The effects of miR-26b on RAB31 expression were then investigated in OS cells. MG63 and U2OS cells were transfected with miR-26b mimic or miR-NC. Following transfection, miR-26b expression was significantly upregulated in the miR-26b mimic group compared with the miR-NC group (Fig. 5A). Further experiments revealed that the mRNA and protein expression levels of RAB31 were significantly decreased following miR-26b overexpression (Fig. 5B and C). To further confirm these findings, MG63 and U2OS cells were transfected with miR-26b inhibitor or NC inhibitor. RT-qPCR analysis revealed that miR-26b was significantly downregulated in the miR-26b inhibitor-transfected group compared with the NC inhibitor-transfected group (Fig. 5D). As presented in Fig. 5E and F, the mRNA and protein expression levels of RAB31 were significantly increased in the miR-26b inhibitor-transfected group compared with the NC inhibitor-transfected group. These data indicated that RAB31 was negatively regulated by miR-26b in OS cells.
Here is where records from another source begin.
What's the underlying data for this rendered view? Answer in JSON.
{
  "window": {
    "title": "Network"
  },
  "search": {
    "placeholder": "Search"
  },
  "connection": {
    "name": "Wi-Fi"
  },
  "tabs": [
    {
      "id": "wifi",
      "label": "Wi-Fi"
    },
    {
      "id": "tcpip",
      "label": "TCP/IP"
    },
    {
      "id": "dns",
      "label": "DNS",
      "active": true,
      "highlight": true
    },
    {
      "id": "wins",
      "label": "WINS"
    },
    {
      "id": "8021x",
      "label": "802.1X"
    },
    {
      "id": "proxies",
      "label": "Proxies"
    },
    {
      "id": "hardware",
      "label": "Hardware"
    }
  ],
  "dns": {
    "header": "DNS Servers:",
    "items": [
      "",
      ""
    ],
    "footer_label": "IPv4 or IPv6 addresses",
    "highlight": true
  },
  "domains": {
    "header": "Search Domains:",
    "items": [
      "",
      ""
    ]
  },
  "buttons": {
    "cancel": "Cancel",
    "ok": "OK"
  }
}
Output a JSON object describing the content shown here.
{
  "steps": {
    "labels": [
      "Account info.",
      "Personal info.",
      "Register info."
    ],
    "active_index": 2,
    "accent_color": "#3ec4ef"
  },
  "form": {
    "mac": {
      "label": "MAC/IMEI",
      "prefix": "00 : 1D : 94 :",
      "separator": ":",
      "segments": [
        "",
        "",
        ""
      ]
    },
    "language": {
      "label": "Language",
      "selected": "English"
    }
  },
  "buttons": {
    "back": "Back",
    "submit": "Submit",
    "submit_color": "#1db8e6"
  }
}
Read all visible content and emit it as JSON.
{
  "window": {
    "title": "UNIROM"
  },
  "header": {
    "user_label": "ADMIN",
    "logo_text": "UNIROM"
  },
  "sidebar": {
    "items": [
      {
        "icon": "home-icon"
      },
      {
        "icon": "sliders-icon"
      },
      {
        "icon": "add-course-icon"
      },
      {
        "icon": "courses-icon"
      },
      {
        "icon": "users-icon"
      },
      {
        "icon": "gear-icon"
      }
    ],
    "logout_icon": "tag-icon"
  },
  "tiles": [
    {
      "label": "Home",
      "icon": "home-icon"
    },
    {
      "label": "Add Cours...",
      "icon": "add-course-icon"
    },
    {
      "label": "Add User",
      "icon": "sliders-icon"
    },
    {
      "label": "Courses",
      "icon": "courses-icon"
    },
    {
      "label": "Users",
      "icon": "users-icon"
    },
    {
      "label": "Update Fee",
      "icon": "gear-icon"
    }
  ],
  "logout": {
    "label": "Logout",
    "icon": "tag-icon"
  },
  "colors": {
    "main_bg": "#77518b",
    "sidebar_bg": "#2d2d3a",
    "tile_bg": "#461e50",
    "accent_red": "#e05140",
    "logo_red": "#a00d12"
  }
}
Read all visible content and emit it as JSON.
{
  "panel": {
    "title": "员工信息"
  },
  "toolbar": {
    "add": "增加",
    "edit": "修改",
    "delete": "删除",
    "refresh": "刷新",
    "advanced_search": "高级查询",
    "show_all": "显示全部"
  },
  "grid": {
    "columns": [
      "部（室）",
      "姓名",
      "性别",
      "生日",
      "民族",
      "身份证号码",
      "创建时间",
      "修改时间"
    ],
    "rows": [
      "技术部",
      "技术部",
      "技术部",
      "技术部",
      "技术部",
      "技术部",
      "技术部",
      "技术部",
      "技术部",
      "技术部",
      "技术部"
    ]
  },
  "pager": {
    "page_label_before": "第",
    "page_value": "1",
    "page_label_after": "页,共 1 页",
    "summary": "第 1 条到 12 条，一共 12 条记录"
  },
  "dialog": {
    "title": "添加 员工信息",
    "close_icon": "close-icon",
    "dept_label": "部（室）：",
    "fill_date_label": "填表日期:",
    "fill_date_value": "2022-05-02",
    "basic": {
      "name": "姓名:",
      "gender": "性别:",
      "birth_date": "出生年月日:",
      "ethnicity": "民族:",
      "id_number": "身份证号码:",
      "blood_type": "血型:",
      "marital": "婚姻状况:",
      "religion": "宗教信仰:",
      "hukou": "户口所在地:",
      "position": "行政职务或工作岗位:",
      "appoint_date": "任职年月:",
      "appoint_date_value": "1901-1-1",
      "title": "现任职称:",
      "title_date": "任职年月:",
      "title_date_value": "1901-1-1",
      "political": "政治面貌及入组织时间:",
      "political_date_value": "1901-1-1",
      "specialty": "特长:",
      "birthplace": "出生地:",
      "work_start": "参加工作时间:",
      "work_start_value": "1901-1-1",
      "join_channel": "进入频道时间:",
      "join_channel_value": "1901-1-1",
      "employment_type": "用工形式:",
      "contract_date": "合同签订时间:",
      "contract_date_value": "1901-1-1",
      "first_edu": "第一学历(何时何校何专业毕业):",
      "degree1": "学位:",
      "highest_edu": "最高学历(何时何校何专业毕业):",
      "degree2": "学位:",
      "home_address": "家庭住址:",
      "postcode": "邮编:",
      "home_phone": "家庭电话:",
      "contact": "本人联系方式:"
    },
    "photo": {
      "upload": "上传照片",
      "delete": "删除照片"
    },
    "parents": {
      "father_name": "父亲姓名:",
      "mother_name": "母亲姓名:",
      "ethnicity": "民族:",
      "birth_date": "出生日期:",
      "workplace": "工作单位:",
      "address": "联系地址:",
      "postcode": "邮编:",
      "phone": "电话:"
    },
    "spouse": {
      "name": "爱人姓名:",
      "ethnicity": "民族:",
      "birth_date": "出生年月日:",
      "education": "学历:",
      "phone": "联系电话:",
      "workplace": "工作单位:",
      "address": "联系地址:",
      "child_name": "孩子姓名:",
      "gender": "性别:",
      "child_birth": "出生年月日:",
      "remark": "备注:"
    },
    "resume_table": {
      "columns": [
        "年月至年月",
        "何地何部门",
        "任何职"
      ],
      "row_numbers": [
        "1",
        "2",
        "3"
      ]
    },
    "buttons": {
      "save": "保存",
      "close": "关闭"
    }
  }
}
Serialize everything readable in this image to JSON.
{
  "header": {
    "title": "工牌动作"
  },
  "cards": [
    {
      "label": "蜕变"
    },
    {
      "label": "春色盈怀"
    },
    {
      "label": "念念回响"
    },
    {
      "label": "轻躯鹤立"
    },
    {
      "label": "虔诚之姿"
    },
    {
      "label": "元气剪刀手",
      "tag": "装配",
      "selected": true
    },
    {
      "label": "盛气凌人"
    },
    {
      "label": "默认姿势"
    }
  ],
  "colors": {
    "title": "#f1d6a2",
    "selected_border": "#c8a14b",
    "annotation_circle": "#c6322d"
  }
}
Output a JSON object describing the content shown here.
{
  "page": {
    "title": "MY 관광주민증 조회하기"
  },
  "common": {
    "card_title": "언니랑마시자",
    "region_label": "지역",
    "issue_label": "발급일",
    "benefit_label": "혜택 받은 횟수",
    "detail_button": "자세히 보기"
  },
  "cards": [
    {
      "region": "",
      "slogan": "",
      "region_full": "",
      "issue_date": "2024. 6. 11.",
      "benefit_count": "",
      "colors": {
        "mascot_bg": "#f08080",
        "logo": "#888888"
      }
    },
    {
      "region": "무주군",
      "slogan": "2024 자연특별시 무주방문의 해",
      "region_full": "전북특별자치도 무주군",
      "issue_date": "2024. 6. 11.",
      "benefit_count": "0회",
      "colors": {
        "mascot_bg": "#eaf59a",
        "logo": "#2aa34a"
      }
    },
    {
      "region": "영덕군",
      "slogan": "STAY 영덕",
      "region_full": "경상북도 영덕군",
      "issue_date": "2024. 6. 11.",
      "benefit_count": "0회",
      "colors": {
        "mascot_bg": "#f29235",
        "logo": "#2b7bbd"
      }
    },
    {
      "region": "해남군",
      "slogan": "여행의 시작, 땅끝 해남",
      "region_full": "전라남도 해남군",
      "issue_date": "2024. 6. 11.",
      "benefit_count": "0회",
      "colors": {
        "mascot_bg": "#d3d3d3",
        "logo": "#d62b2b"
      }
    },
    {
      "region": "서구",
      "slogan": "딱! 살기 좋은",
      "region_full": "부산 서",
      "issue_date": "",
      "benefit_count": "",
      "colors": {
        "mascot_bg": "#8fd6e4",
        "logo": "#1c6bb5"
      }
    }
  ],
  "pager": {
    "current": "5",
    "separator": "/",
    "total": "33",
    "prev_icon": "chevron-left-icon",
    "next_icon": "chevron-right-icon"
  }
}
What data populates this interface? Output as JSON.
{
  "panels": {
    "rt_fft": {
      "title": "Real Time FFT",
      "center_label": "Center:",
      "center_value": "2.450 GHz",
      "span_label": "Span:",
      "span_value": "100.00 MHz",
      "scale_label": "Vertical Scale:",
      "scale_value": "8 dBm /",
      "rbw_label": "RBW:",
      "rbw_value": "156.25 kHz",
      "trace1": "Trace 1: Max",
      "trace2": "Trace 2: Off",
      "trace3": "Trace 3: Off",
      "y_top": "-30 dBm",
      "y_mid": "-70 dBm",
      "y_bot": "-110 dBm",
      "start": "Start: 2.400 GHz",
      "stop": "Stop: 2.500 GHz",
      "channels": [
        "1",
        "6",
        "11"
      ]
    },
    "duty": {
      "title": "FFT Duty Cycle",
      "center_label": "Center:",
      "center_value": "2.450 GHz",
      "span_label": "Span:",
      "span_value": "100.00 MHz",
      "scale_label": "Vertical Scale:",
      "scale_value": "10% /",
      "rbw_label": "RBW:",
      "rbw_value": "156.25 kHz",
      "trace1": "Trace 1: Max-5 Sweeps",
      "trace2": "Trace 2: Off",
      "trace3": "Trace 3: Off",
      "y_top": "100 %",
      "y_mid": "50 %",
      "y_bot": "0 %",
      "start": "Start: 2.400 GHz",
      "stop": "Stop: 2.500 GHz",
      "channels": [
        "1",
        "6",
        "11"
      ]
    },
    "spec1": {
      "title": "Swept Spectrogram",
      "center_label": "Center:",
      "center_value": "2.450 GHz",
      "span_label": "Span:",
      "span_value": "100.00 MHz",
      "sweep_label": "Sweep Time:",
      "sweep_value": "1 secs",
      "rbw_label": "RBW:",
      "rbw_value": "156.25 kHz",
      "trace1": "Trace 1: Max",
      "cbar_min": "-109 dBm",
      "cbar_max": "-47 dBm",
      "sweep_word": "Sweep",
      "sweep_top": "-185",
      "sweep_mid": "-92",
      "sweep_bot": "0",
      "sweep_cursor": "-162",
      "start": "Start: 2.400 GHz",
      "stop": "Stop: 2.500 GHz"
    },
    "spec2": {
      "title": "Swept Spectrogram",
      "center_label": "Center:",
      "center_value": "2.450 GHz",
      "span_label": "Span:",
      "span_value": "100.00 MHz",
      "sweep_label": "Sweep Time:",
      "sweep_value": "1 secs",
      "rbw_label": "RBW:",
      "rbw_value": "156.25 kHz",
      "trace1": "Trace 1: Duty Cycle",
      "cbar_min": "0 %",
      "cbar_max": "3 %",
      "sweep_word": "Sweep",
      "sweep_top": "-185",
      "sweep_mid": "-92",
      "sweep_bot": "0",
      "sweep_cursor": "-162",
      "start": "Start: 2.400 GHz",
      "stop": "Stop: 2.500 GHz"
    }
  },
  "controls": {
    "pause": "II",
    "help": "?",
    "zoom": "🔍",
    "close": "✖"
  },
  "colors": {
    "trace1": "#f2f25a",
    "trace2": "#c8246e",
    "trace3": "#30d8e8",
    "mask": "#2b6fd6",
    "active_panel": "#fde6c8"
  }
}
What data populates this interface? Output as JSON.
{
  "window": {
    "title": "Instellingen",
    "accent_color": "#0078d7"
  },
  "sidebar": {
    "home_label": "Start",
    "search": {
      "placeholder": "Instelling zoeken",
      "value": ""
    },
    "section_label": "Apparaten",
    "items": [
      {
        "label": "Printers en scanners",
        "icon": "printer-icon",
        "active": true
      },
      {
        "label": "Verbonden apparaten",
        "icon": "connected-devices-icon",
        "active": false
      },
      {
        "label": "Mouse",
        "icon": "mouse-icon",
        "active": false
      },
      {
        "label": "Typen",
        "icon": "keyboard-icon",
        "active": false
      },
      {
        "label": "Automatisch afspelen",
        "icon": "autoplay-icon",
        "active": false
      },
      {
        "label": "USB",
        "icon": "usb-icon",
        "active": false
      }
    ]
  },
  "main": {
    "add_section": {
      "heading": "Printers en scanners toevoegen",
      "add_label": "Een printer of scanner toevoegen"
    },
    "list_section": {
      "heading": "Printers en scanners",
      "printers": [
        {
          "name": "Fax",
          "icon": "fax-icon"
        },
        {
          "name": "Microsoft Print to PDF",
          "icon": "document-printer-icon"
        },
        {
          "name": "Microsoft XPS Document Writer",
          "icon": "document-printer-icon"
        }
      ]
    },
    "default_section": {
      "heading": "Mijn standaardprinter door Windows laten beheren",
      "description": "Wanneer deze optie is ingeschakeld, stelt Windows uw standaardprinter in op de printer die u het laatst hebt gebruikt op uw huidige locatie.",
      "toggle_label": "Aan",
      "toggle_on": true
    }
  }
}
RT-qPCR analysis identified that miR-26b levels were significantly lower in OS tissues compared with matched adjacent non-tumor tissues (Fig. 6A). Additionally, an inverse correlation was identified between the miR-26b and RAB31 expression levels in OS tissues (Fig. 6B), which suggested that the increased expression levels of RAB31 in OS tissues may be due to downregulation of miR-26b. Furthermore, miR-26b levels were demonstrated to be decreased in OS cell lines compared with hFOB 1.19 cells (Fig. 6C).